Symptoms of cellulitis
Although cellulitis can occur anywhere on your body, it’s more likely to develop on your lower legs. Signs and symptoms of cellulitis include:
- Swollen glands
- Swollen lymph nodes
- A skin rash, especially one that spreads or expands over time
- Redness, pain, red spots, dimpling, warmth, swelling, tenderness, or blistering of your skin
The best way to prevent cellulitis is to keep cuts and wounds clean and covered, making it more difficult for bacteria to enter your skin. You can also take the following steps:
Good wound care
If you have surgery or suffer a wound, keep it clean and covered. Wash the area, apply protective ointments or creams, and cover the wound with a bandage. Watch for signs of infection, such as redness or swelling.

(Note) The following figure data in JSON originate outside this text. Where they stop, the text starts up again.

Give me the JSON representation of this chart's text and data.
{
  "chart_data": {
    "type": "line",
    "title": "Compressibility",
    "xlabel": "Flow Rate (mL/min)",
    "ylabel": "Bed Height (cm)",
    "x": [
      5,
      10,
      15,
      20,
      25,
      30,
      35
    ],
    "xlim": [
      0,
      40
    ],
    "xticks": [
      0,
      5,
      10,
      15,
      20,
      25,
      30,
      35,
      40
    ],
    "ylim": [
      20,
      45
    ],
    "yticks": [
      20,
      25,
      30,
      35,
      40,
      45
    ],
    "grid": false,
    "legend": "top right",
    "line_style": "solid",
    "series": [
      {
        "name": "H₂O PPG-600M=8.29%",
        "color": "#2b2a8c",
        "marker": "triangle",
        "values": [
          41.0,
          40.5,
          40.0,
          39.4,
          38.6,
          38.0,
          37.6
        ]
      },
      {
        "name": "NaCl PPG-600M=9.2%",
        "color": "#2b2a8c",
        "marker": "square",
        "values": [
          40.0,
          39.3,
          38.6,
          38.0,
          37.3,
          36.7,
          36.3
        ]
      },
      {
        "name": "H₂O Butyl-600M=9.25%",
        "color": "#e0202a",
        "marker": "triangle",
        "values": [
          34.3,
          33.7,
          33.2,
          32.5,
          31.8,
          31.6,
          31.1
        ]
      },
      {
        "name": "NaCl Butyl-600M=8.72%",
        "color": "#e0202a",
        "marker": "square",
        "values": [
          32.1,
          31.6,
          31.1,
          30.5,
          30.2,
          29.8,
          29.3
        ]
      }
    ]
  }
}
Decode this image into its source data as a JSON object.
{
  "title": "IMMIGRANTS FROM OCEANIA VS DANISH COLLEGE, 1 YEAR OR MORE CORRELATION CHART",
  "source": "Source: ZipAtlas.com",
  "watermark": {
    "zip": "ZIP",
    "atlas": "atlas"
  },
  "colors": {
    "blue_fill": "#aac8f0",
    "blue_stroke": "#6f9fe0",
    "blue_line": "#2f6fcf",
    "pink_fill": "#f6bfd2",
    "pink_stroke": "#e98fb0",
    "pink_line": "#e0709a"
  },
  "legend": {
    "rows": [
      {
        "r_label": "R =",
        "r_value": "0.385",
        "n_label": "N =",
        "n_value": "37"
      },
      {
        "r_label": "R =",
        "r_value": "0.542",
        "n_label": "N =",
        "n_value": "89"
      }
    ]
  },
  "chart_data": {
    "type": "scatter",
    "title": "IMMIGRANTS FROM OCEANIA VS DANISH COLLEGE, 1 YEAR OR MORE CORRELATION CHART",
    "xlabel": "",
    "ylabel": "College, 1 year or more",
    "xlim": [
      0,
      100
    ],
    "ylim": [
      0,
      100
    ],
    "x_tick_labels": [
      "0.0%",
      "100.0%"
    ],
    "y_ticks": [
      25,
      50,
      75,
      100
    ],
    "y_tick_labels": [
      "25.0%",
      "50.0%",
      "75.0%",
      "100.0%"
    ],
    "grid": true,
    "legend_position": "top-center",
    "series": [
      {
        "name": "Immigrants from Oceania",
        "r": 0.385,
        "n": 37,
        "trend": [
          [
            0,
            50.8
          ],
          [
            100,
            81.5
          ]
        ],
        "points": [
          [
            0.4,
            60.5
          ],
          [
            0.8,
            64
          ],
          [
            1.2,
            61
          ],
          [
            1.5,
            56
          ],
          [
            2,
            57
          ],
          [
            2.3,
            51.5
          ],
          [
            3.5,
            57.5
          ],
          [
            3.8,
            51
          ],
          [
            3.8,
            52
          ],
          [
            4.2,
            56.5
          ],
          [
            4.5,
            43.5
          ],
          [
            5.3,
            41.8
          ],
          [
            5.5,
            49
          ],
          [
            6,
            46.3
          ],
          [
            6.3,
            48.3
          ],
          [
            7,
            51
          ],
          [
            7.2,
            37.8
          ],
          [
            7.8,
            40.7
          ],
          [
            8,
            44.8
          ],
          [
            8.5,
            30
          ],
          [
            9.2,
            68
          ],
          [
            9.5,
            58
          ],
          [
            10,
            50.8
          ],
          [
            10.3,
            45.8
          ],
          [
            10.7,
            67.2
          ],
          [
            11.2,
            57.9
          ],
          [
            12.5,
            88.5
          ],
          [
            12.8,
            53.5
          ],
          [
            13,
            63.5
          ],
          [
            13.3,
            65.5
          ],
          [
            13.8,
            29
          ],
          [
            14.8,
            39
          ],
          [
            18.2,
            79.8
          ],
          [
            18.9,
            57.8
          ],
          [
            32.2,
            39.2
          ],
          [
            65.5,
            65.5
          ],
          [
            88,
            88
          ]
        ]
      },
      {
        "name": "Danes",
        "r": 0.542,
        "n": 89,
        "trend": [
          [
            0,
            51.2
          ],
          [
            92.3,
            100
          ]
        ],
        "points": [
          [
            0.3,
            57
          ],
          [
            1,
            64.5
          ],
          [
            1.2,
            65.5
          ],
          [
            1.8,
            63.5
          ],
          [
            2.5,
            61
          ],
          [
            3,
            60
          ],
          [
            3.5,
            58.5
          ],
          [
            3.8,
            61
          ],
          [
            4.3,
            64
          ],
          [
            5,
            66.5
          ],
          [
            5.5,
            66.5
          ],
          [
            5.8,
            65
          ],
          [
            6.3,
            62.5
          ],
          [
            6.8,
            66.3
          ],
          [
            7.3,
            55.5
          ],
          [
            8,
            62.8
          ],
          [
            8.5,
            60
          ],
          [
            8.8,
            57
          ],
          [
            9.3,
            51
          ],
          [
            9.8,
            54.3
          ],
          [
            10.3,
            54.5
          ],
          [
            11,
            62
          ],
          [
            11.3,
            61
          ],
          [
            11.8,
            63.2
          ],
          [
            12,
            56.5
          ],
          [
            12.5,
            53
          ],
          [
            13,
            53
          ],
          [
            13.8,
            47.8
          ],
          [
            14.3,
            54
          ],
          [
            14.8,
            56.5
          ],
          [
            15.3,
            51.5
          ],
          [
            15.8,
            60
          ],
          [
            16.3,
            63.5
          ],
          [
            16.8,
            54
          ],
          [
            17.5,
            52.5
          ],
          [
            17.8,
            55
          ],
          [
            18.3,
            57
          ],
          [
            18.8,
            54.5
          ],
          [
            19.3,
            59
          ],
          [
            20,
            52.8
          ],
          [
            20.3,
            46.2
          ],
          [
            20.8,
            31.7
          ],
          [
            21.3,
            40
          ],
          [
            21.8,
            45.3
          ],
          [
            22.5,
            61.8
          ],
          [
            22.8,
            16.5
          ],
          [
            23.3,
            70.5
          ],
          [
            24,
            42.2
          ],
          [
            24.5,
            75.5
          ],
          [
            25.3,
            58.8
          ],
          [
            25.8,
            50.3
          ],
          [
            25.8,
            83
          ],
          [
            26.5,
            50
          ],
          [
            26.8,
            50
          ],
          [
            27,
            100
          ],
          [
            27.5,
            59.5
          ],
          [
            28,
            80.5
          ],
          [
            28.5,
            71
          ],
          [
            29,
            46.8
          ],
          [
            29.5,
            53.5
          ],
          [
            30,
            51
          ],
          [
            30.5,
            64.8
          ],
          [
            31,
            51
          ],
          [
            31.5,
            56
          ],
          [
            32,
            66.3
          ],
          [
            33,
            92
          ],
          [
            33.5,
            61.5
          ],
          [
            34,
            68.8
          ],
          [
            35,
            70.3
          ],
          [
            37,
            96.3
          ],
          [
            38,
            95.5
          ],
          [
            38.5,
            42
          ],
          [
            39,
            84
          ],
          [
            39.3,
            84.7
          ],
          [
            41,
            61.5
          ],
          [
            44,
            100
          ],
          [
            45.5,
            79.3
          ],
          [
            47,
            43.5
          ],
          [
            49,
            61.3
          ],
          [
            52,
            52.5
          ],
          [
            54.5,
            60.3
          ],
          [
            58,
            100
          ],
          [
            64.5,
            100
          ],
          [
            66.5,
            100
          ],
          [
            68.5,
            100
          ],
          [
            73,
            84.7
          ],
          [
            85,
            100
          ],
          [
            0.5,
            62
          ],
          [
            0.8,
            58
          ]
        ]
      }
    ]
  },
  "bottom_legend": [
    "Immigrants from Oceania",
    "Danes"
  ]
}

If you’ve had surgery, make sure your surgeon advises you on how best to care for the surgical site.
Take care of skin problems
Cellulitis can develop if you have athlete’s foot, dermatitis, foot ulcers, or other skin problems. Be sure to see your doctor for any skin conditions and follow all treatment instructions.
Keep an eye on your feet
The risk of cellulitis rises in people with lymphedema, diabetic peripheral neuropathy, immune suppression, and other conditions that result in poor circulation or higher risk of infection. Inspect your feet regularly to check for problems.
It’s also more common in people who are overweight or obese or who have chronic swelling in their arms or legs.
Seek medical attention for skin infections
Because cellulitis can turn serious, it’s important to call your doctor or go to the emergency room if you show signs or symptoms of a skin infection.
If you have cellulitis, Dr. Forouzesh prescribes an antibiotic to clear the infection. Depending on the size and depth of the infection, Dr. Forouzesh will decide whether you need oral (by mouth) or intravenous (via a vein) antibiotics.
When cellulitis is caught early, it can usually be successfully treated. Without treatment, it can spread elsewhere in your body and cause serious infections in your blood or permanent damage to your lymph vessels.